Les, agressions sexuelles sont des infractions particulièrement douloureuses, difficiles à dénoncer et à l’origine de traumatismes psychologiques extrêmement lourds. Le législateur doit savoir tenir compte de ces particularités pour adapter le régime de la répression de ces infractions et faciliter l’action en justice des victimes.
Je rappellerai en préambule quelques chiffres. Selon la dernière enquête de victimation de l’Institut national de la statistique et des études économiques et de l’Observatoire national de la délinquance et des réponses pénales, réalisée en 2012, 383 000 personnes majeures, âgées de 18 à 75 ans, ont déclaré avoir été victimes d’une ou plusieurs agressions sexuelles en 2010 ou 2011 – soit en moyenne 191 500 personnes sur une année. Mais en 2011, seulement 23 000 plaintes ont été déposées auprès des services de police ou de gendarmerie. Quant au nombre de condamnations, il est encore plus faible : 9 950, réparties en 1 250 condamnations pour viol et 8 700 pour agression sexuelle de nature correctionnelle.
Cet écart entre le nombre de faits déclarés dans le cadre des enquêtes de victimation et le nombre de faits dénoncés et condamnés peut s’expliquer par deux facteurs.
Premièrement, près de la moitié des faits sont commis dans le cadre familial, soit par un conjoint ou ex-conjoint, soit par un membre de la famille, ce qui explique que les victimes hésitent souvent à porter plainte, par crainte de ne pas être crues mais aussi de bouleverser la cellule familiale.

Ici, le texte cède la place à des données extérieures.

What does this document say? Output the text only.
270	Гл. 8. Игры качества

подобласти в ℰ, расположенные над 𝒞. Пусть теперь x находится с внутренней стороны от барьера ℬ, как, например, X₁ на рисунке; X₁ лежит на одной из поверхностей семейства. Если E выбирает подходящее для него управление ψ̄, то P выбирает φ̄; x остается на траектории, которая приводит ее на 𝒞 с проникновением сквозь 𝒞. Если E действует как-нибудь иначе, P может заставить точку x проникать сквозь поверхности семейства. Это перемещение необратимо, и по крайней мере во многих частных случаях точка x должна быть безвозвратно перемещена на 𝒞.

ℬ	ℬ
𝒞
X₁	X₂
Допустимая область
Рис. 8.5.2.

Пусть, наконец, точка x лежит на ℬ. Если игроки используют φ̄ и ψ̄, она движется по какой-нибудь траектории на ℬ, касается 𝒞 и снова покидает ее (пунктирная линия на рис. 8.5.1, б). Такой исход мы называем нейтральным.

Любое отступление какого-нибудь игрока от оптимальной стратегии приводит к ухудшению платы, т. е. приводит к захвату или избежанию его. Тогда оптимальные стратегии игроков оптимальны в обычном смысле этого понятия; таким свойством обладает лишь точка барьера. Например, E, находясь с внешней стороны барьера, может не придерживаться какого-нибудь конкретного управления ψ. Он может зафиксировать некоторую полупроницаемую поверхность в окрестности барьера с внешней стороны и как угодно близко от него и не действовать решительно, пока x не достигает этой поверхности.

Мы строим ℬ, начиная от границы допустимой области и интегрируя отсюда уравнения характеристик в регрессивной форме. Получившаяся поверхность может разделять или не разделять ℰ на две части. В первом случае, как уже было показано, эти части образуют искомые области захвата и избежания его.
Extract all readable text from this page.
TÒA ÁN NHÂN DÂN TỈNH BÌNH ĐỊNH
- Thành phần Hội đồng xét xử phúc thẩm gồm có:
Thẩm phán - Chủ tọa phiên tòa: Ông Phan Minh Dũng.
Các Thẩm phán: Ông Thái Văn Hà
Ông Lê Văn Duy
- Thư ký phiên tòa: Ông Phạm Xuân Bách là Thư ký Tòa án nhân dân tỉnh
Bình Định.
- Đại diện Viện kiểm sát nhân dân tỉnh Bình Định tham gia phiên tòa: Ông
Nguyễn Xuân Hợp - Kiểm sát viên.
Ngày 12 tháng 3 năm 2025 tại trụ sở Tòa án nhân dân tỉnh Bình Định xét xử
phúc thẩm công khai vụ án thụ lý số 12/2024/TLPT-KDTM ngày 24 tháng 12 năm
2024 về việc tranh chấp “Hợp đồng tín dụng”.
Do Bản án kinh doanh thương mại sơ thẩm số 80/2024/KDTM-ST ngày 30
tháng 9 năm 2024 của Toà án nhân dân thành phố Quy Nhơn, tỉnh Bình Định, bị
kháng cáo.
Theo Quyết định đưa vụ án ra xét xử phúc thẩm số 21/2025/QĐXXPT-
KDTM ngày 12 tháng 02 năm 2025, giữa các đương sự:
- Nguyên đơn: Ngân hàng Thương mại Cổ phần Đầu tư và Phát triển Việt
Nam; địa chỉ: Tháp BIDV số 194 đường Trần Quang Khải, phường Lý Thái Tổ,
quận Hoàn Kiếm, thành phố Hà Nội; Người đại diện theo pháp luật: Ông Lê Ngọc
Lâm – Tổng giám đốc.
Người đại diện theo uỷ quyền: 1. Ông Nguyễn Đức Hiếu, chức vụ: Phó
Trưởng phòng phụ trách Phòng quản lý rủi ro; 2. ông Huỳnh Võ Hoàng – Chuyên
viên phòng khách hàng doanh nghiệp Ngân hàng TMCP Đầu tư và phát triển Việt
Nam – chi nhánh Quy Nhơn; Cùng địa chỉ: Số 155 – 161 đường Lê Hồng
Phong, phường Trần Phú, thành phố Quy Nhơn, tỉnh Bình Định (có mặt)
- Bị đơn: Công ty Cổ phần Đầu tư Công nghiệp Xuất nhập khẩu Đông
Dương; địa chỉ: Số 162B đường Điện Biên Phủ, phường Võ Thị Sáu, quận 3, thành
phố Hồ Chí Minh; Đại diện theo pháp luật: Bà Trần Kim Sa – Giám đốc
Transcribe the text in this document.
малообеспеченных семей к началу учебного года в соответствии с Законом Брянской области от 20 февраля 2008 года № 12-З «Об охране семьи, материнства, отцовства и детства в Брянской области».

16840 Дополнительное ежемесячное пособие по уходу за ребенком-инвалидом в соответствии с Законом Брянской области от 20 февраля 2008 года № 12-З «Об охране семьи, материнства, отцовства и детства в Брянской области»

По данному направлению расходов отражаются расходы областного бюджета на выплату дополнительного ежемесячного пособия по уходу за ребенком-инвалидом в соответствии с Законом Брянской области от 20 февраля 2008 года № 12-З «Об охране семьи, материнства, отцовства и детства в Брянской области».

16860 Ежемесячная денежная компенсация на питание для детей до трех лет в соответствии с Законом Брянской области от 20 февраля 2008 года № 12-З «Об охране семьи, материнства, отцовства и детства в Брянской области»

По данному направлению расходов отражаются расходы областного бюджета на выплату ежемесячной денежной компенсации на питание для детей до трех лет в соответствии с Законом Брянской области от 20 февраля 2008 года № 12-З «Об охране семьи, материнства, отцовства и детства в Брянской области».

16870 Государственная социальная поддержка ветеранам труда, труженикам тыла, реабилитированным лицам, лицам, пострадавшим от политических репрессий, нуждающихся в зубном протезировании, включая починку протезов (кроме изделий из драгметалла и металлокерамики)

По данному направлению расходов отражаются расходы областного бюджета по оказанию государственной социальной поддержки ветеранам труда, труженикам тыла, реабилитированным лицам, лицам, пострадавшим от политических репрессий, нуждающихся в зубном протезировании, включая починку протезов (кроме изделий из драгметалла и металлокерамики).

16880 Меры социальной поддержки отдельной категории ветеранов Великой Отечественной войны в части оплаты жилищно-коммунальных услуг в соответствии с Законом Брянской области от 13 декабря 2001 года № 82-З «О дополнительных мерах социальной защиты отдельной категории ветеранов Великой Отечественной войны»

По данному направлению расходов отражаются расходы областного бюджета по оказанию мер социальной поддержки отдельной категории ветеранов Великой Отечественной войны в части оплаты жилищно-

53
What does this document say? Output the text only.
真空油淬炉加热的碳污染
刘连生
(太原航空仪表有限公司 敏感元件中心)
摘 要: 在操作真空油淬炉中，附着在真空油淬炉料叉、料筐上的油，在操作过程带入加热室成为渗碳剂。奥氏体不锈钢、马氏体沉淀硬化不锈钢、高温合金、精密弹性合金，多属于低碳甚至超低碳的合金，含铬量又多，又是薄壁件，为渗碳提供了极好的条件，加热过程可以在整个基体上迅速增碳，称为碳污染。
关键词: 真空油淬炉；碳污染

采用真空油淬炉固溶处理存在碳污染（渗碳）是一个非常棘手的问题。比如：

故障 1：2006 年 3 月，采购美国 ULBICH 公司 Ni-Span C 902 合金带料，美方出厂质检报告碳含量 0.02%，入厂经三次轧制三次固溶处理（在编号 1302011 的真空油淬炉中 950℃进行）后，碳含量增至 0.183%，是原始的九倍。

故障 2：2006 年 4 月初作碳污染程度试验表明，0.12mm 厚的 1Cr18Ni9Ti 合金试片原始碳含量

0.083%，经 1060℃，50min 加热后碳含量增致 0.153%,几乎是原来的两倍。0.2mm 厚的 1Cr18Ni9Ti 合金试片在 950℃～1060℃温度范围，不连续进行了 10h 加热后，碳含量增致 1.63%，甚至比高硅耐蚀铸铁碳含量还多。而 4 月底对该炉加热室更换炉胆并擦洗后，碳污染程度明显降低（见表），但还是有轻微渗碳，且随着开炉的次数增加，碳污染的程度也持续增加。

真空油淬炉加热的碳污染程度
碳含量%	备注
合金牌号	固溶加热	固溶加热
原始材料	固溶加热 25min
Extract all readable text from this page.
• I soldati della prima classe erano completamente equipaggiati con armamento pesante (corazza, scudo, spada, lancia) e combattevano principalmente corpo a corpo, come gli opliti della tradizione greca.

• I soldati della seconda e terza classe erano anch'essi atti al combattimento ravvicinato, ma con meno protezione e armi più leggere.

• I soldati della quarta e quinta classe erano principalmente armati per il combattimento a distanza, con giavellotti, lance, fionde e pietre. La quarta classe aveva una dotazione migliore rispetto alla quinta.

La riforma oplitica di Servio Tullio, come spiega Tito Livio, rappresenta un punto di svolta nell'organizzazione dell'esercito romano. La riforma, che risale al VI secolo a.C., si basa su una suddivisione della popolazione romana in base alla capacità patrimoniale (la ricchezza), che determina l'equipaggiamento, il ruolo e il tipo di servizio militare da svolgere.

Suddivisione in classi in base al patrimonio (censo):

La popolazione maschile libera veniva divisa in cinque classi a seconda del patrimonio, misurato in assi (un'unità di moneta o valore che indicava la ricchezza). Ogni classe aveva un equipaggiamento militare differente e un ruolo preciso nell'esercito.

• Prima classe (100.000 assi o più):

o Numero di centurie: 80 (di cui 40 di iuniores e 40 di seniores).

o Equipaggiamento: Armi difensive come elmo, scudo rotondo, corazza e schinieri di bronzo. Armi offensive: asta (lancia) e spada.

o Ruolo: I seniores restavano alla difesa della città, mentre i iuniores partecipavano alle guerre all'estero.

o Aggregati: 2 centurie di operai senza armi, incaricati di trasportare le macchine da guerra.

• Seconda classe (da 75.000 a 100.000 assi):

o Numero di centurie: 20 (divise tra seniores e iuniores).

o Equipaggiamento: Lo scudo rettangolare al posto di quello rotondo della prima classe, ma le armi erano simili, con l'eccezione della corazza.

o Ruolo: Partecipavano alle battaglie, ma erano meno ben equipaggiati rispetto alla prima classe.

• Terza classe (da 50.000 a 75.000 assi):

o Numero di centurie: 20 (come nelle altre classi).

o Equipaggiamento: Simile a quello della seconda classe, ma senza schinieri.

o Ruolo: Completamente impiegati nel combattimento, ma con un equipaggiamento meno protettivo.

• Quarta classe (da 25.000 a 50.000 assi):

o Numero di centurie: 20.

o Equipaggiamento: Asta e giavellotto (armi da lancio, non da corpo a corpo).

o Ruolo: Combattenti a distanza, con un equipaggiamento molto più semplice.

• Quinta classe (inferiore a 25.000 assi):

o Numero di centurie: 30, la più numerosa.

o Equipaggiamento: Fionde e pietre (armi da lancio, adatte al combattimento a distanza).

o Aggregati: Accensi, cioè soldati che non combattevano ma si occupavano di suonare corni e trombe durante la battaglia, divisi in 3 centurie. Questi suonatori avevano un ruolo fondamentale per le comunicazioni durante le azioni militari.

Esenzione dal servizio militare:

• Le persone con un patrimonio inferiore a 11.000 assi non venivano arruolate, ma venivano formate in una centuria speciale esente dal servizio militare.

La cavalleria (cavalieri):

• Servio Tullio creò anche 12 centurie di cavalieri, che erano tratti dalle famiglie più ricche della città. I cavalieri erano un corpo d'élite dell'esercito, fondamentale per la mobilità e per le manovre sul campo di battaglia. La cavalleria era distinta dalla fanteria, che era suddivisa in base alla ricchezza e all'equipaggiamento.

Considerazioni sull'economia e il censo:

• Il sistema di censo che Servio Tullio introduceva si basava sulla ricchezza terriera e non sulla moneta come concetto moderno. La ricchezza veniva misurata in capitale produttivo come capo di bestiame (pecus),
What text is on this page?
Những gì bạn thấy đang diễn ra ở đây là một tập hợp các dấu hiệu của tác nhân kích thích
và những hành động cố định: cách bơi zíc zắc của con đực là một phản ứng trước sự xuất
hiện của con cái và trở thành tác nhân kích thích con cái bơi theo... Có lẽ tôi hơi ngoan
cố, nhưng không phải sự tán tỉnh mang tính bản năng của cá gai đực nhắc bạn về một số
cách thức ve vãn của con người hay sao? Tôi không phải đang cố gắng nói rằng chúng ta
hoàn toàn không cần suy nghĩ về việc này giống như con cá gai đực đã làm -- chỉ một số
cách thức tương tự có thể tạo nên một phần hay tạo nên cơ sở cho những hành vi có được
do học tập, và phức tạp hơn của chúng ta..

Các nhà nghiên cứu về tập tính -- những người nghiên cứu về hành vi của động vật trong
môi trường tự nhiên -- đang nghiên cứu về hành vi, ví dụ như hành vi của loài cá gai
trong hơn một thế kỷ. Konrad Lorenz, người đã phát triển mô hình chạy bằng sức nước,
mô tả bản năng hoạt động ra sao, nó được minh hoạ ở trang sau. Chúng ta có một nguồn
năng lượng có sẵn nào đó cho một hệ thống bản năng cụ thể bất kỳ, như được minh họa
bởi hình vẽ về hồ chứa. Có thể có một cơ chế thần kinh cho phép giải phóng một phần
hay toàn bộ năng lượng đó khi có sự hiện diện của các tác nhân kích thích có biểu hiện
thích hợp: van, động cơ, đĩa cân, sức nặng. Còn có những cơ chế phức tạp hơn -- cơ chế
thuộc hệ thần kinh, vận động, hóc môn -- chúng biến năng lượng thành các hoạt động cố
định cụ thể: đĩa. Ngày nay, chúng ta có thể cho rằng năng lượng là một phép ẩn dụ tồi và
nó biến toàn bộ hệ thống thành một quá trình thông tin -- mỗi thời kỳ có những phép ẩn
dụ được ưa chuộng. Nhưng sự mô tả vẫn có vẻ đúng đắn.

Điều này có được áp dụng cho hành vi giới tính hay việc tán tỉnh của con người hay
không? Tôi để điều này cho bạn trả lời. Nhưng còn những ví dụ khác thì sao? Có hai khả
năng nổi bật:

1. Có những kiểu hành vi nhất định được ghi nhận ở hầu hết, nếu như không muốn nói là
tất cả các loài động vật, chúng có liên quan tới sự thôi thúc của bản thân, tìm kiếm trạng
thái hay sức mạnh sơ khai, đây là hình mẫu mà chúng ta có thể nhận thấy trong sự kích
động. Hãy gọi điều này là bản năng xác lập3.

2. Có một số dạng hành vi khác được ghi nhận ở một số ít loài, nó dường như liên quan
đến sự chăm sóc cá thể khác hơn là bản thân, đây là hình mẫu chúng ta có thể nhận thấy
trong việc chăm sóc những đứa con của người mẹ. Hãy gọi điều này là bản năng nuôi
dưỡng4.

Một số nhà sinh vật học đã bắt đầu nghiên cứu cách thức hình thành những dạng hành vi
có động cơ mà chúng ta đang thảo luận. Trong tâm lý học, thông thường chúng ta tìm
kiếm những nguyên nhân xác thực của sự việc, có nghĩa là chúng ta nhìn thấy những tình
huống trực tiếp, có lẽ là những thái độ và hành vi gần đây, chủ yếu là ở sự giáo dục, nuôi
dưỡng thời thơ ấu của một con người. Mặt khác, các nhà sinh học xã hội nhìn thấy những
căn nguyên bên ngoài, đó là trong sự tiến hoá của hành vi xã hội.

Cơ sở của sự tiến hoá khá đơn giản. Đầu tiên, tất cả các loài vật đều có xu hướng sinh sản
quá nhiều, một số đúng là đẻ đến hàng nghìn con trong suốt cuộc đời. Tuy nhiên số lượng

Deuxièmement, nombre de victimes, en particulier lorsqu’elles sont mineures, mais pas seulement, sont atteintes par un phénomène d’amnésie traumatique : pour surmonter le choc et la violence de l’agression subie, les victimes enfouissent les faits dans leur inconscient, jusqu’au jour où ces faits refont surface, à l’occasion par exemple d’une psychothérapie ou d’un événement tel qu’un décès, une naissance – ou encore une autre agression. L’amnésie peut aussi avoir été causée par l’utilisation par le violeur de drogues qui font perdre à la victime la conscience de ce qui lui est infligé.
Dans une certaine mesure, la loi tient déjà compte de la situation particulière dans laquelle se trouvent les victimes d’agressions sexuelles puisqu’elle prévoit, au bénéfice des victimes mineures au moment des faits, des règles dérogatoires en matière de prescription de l’action publique.